Максим сидел, словно оцепенев, не сводя глаз с Мирославы. Его рука лежала в ее руке. Ее слова были для него — как пасхальный благовест, как живительная роса для увядшего цветка. А она, как голубка, льнула к нему, слезами обливала его тяжкие оковы, смывала с рук его засохшую кровь. Как радостно, как тепло стало на сердце у Максима при ее приближении, от прикосновения ее нежной руки! Как жарко забилась кровь в его жилах! Как бурно пробудилась в нем любовь к жизни! А тут цепи давят немилосердно, напоминают ему, что он невольник, что над его головой висит кровавый нож монгольский! И мысль об этом в эту счастливую минуту змеей вползла в его сердце, и из глаз его брызнули слезы.

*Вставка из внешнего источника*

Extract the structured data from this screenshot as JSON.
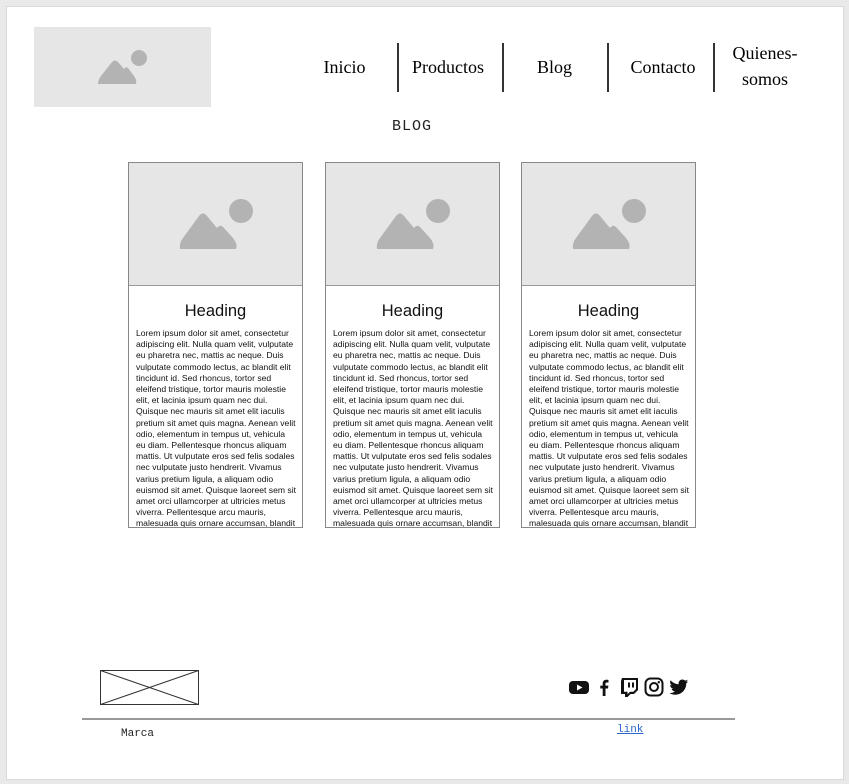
{
  "header": {
    "logo_icon": "image-placeholder-icon",
    "nav": [
      {
        "label": "Inicio"
      },
      {
        "label": "Productos"
      },
      {
        "label": "Blog"
      },
      {
        "label": "Contacto"
      },
      {
        "label": "Quienes-somos"
      }
    ]
  },
  "blog": {
    "title": "BLOG",
    "cards": [
      {
        "heading": "Heading",
        "body": "Lorem ipsum dolor sit amet, consectetur adipiscing elit. Nulla quam velit, vulputate eu pharetra nec, mattis ac neque. Duis vulputate commodo lectus, ac blandit elit tincidunt id. Sed rhoncus, tortor sed eleifend tristique, tortor mauris molestie elit, et lacinia ipsum quam nec dui. Quisque nec mauris sit amet elit iaculis pretium sit amet quis magna. Aenean velit odio, elementum in tempus ut, vehicula eu diam. Pellentesque rhoncus aliquam mattis. Ut vulputate eros sed felis sodales nec vulputate justo hendrerit. Vivamus varius pretium ligula, a aliquam odio euismod sit amet. Quisque laoreet sem sit amet orci ullamcorper at ultricies metus viverra. Pellentesque arcu mauris, malesuada quis ornare accumsan, blandit sed diam."
      },
      {
        "heading": "Heading",
        "body": "Lorem ipsum dolor sit amet, consectetur adipiscing elit. Nulla quam velit, vulputate eu pharetra nec, mattis ac neque. Duis vulputate commodo lectus, ac blandit elit tincidunt id. Sed rhoncus, tortor sed eleifend tristique, tortor mauris molestie elit, et lacinia ipsum quam nec dui. Quisque nec mauris sit amet elit iaculis pretium sit amet quis magna. Aenean velit odio, elementum in tempus ut, vehicula eu diam. Pellentesque rhoncus aliquam mattis. Ut vulputate eros sed felis sodales nec vulputate justo hendrerit. Vivamus varius pretium ligula, a aliquam odio euismod sit amet. Quisque laoreet sem sit amet orci ullamcorper at ultricies metus viverra. Pellentesque arcu mauris, malesuada quis ornare accumsan, blandit sed diam."
      },
      {
        "heading": "Heading",
        "body": "Lorem ipsum dolor sit amet, consectetur adipiscing elit. Nulla quam velit, vulputate eu pharetra nec, mattis ac neque. Duis vulputate commodo lectus, ac blandit elit tincidunt id. Sed rhoncus, tortor sed eleifend tristique, tortor mauris molestie elit, et lacinia ipsum quam nec dui. Quisque nec mauris sit amet elit iaculis pretium sit amet quis magna. Aenean velit odio, elementum in tempus ut, vehicula eu diam. Pellentesque rhoncus aliquam mattis. Ut vulputate eros sed felis sodales nec vulputate justo hendrerit. Vivamus varius pretium ligula, a aliquam odio euismod sit amet. Quisque laoreet sem sit amet orci ullamcorper at ultricies metus viverra. Pellentesque arcu mauris, malesuada quis ornare accumsan, blandit sed diam."
      }
    ]
  },
  "footer": {
    "placeholder_icon": "crossed-box-placeholder-icon",
    "social_icons": [
      "youtube-icon",
      "facebook-icon",
      "twitch-icon",
      "instagram-icon",
      "twitter-icon"
    ],
    "brand": "Marca",
    "link": "link"
  },
  "colors": {
    "placeholder_bg": "#e6e6e6",
    "placeholder_icon": "#b3b3b3",
    "link": "#2a67c9"
  }
}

— Мирослава, — сказал он, отворачиваясь, — зачем ты пришла сюда, — чтобы увеличить мои страдания? Я уж был готов к смерти, ты снова пробудила во мне любовь к жизни!
— Милый мой! — сказала Мирослава. — Не теряй надежды. Я для того и шла сюда, во вражеский табор, через все опасности, чтобы сказать тебе: не теряй надежды!
— К чему мне надежды? Надежда не разорвет этих цепей.
— Но мой отец разорвет их.
— О, твой отец! Да, он говорит, что готов это сделать, но требует от меня такой услуги, какой я не могу ему оказать.
— Какой услуги?
— Он хочет итти к тухольцам и заключить с ними такое соглашение, чтобы в обмен за меня они выпустили монголов из этой долины, и требует от меня такого колдовского слова, которое склонило бы к нему сердца тухольцев.
Мирослава сначала с удивлением посмотрела на своего отца, а затем это удивление стало все больше переходить в радость.
— Отец, — сказала она, — правда это?
— Правда! — сказал Тугар Волк.
— И ты думаешь, что Максим знает такое слово?